BioPharma

Venture Capital: The medtech/biotech playing field’s askew, and other healthcare trends

Medical device companies are having a much harder time raising early-stage venture capital than biotech and pharma, according to a recent Silicon Valley Bank report. “On the Series A side of things, biotech is a pretty stable area right now, but devices have some significant issues in trying to find ventures to support Series A company creation,” […]

presented by

Medical device companies are having a much harder time raising early-stage venture capital than biotech and pharma, according to a recent Silicon Valley Bank report.

“On the Series A side of things, biotech is a pretty stable area right now, but devices have some significant issues in trying to find ventures to support Series A company creation,” said Jonathon Norris, the author of “Trends in Healthcare: Investments and Exits.”

Indeed, the playing field is far from level between the two sectors, Norris said, for a number of reasons. Medical devices lack the corporate support that’s commonly seen now in biotech. The medical device tax looms and is scary to investors who think the tax will come from the equity they put in – “not an attractive way for investors to pay for companies,” Norris said.

Luckily for medical devices, and Norris said this is anecdotal, individual angels are filling the innovation gap, banding together to fund early-stage devices with early-stage capital. And it’s not just $100,000 in seed funding – angels are beginning to invest millions into medtech startups to get them to a valuable inflection point. Also, medical device venture dollars are more focused on later-stage companies that are closer to FDA approval, so as to get a quicker exit.

Wall Street just treats medical device and biopharma differently, Norris said, but there are reasons beyond those he’s suggested – and a decent amount of dissent.

But this is just one takeaway from a report that surveyed the healthcare goings-on among venture, M&A and IPO activity in 2013. Here are a few key findings:

  • Venture fundraising stabilized at $3.5 billion to $4 billion – a reasonable level, Norris said, but a bit lower than the previous cycle which fell between $5 billion and $8 billion.
  • That said, last year venture fundraising was a bit higher – at $6.7 billion – than Norris expected, largely because of the robust IPO market.
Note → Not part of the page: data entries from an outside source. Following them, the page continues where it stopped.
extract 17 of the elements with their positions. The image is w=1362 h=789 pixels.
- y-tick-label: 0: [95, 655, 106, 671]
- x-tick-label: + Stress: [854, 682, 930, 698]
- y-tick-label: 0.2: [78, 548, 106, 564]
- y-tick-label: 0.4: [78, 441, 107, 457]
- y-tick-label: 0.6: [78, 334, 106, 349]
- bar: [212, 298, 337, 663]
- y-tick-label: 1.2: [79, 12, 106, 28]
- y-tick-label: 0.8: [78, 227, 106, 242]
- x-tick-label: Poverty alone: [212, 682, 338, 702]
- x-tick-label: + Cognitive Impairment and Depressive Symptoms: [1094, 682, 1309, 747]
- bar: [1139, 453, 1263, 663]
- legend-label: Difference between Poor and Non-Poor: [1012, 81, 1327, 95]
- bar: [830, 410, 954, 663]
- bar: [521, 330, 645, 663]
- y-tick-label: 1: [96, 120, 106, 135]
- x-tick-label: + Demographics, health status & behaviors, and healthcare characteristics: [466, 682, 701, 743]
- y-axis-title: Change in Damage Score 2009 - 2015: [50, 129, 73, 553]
In their prep to go public, many biotechs raised large mezzanine rounds, thus upping the overall venture funding in the healthcare sector. “As the IPO market cools off, as it is doing now, that dollar amount will come down a bit,” Norris said.
  • Healthcare IPOS triple, leading to potential IPO/big edit returns of $12.5 billion. In 2013, there were 27 biopharma and device M&A exits, compared to 35 in 2012. And the deal values declined from $8.9 billion in 2012 to $7.1 billion in 2013. But this was buttressed by the huge increase in IPO activity – 37 venture-backed IPOs versus just 12 in 2012. Norris developed an algorithm that analyzed each M&A and IPO deal, and came to a conservative estimate – excluding IPO proceeds – that the returns could be in excess of $12.5 billion from last year’s biotech/medtech activity. Neat infographic:
  • Corporate venture activity in biopharma bolsters healthy financing ecosystem. “On the biotech side, there’s cause for a lot of optimism, because you’re seeing corporate venture become so active in early-stage investment,” Norris said. Five years ago, corporate venture outfits were more involved in later-stage companies, but they’re honing in more keenly on biotech startups these days, and are very active in Series A deals. While corporates aren’t necessarily putting in as much capital as traditional venture investors, “they’re there,” Norris said, part of the financing syndicate. This is one of the reasons biotech has been consistently able to create a steady number of new companies each year, he said.

“We’re starting to see some anecdotal work between corporate ventures, incubators and venture investors to start new companies,” Norris said. “These haven’t necessarily been made public yet, but it’s important and good to see these one-off deals in the U.S. but also outside the U.S.

One example of this might be the Avalon Ventures/GlaxoSmithKline deal that is starting up and incubating 10 new biotechs; this model does, anecdotally, seem to be picking up some steam.

The report also predicted that:

  • Healthcare fundraising will see continued stability.
  • Venture investment into companies will slowly drop, then level off.
  • Series A investments in biopharma will remain level.
  • Investment will lag in Series A device, but corporate venture signals more active role.
  • As the IPO market cools in second half of 2014, M&A activity will pick up.
  • Acquirers will show continued strong interest in oncology and diagnostics.